The ultraviolet (UV)-B wavelength (280–315 nm) is an indispensable component of the sunlight that reaches the earth’s surface. Longwavelength and low-fluence UV-B specifically induces plant photomorphogenesis, which is characterized by inhibition of hypocotyl elongation, promotion of anthocyanin accumulation, and eventually tolerance against UV-B stress (Jenkins, 2009). In Arabidopsis thaliana, UV-B light is perceived by UV RESISTANCE LOCUS 8 (UVR8), a plant-specific chromoprotein. UVR8 forms a symmetric homodimer in the absence of UV-B light. The tryptophan residues on the surface of the UVR8 dimer serve as the intrinsic chromophore to sense UV-B light.

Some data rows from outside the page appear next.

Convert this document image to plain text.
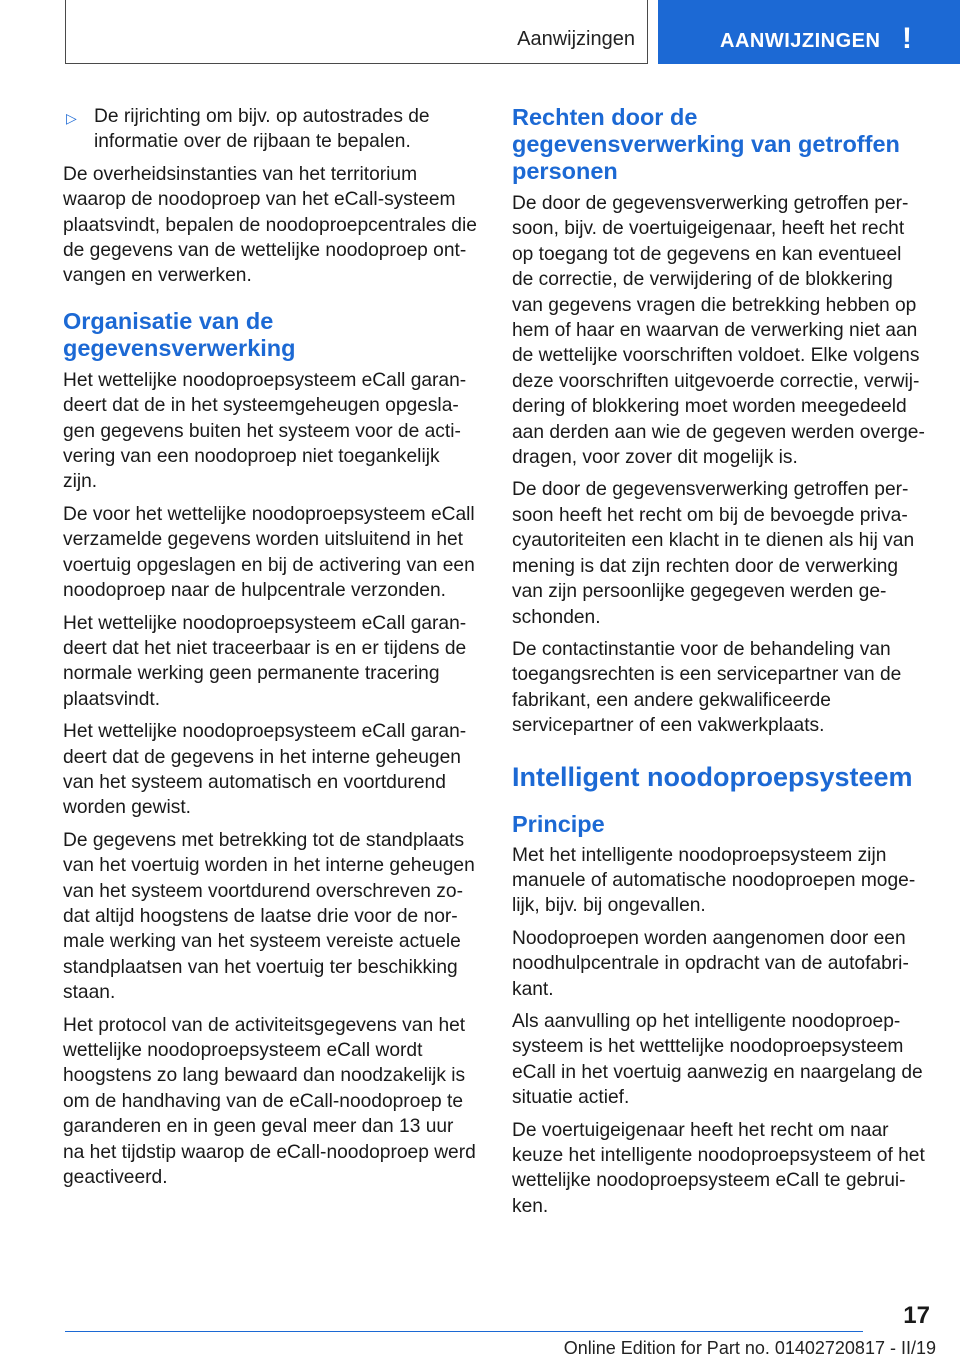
Aanwijzingen	AANWIJZINGEN !
▷ De rijrichting om bijv. op autostrades de informatie over de rijbaan te bepalen.

De overheidsinstanties van het territorium waarop de noodoproep van het eCall-systeem plaatsvindt, bepalen de noodoproepcentrales die de gegevens van de wettelijke noodoproep ontvangen en verwerken.

Organisatie van de gegevensverwerking

Het wettelijke noodoproepsysteem eCall garandeert dat de in het systeemgeheugen opgeslagen gegevens buiten het systeem voor de activering van een noodoproep niet toegankelijk zijn.

De voor het wettelijke noodoproepsysteem eCall verzamelde gegevens worden uitsluitend in het voertuig opgeslagen en bij de activering van een noodoproep naar de hulpcentrale verzonden.

Het wettelijke noodoproepsysteem eCall garandeert dat het niet traceerbaar is en er tijdens de normale werking geen permanente tracering plaatsvindt.

Het wettelijke noodoproepsysteem eCall garandeert dat de gegevens in het interne geheugen van het systeem automatisch en voortdurend worden gewist.

De gegevens met betrekking tot de standplaats van het voertuig worden in het interne geheugen van het systeem voortdurend overschreven zodat altijd hoogstens de laatse drie voor de normale werking van het systeem vereiste actuele standplaatsen van het voertuig ter beschikking staan.

Het protocol van de activiteitsgegevens van het wettelijke noodoproepsysteem eCall wordt hoogstens zo lang bewaard dan noodzakelijk is om de handhaving van de eCall-noodoproep te garanderen en in geen geval meer dan 13 uur na het tijdstip waarop de eCall-noodoproep werd geactiveerd.

Rechten door de gegevensverwerking van getroffen personen

De door de gegevensverwerking getroffen persoon, bijv. de voertuigeigenaar, heeft het recht op toegang tot de gegevens en kan eventueel de correctie, de verwijdering of de blokkering van gegevens vragen die betrekking hebben op hem of haar en waarvan de verwerking niet aan de wettelijke voorschriften voldoet. Elke volgens deze voorschriften uitgevoerde correctie, verwijdering of blokkering moet worden meegedeeld aan derden aan wie de gegeven werden overgedragen, voor zover dit mogelijk is.

De door de gegevensverwerking getroffen persoon heeft het recht om bij de bevoegde privacyautoriteiten een klacht in te dienen als hij van mening is dat zijn rechten door de verwerking van zijn persoonlijke gegegeven werden geschonden.

De contactinstantie voor de behandeling van toegangsrechten is een servicepartner van de fabrikant, een andere gekwalificeerde servicepartner of een vakwerkplaats.

Intelligent noodoproepsysteem
Principe

Met het intelligente noodoproepsysteem zijn manuele of automatische noodoproepen mogelijk, bijv. bij ongevallen.

Noodoproepen worden aangenomen door een noodhulpcentrale in opdracht van de autofabrikant.

Als aanvulling op het intelligente noodoproepsysteem is het wetttelijke noodoproepsysteem eCall in het voertuig aanwezig en naargelang de situatie actief.

De voertuigeigenaar heeft het recht om naar keuze het intelligente noodoproepsysteem of het wettelijke noodoproepsysteem eCall te gebruiken.

17
Online Edition for Part no. 01402720817 - II/19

Upon UV-B irradiation, the homodimeric interface, which is stabilized by arginine residues, is disrupted, leading to monomerization of UVR8 (Rizzini et al., 2011; Christie et al., 2012; Wu et al., 2012). UVR8 is present in both the cytoplasm and the nucleus, and UV-B treatment stimulates the accumulation of UVR8 in the nucleus (Kaiserli and Jenkins, 2007). However, it is not clear how UV-B regulates the subcellular localization and physiological activity of UVR8. In this study, we explore the mechanism of the buildup of the nuclear UVR8 pool, dissect physiological roles of subcellular UVR8, and reveal positive and negative regulators of UVR8 localization in the photomorphogenic UV-B signaling process.

We first performed a nuclear fractionation assay to examine UVR8 conformation states in distinct subcellular fractions, which was subsequently analyzed in SDS–PAGE without sample boiling, a well-accepted way to study UVR8 conformation (Rizzini et al., 2011; Christie et al., 2012; O’Hara and Jenkins, 2012; Wu et al., 2012; Huang et al., 2014). In ÀUV-B-grown seedlings, most of the cytosolic YELLOW FLUORESCENT PROTEIN (YFP)-UVR8WT was dimeric, while both its dimeric and monomeric forms were present in the nucleus. In+ UV-B-grown seedlings, however, most of the cytosolic YFP-UVR8WT became monomeric, while only the monomeric form was present in the nucleus (Figure 1 A). We proposed two possible sources for the nuclear accumulation of UVR8 monomers under UV-B light:(1) through the translocation of the dissociated cytosolic monomers from the cytosol to the nucleus, and/or (2) from the dissociated monomers within the nucleus. As UV-B treatment resulted in rapid UVR8 monomerization in the cytosolic and nuclear fractions, respectively (Supplemental Figure 1), we conclude that the nuclear UVR8 monomers can be derived from the dimer-to-monomer switch within the nucleus.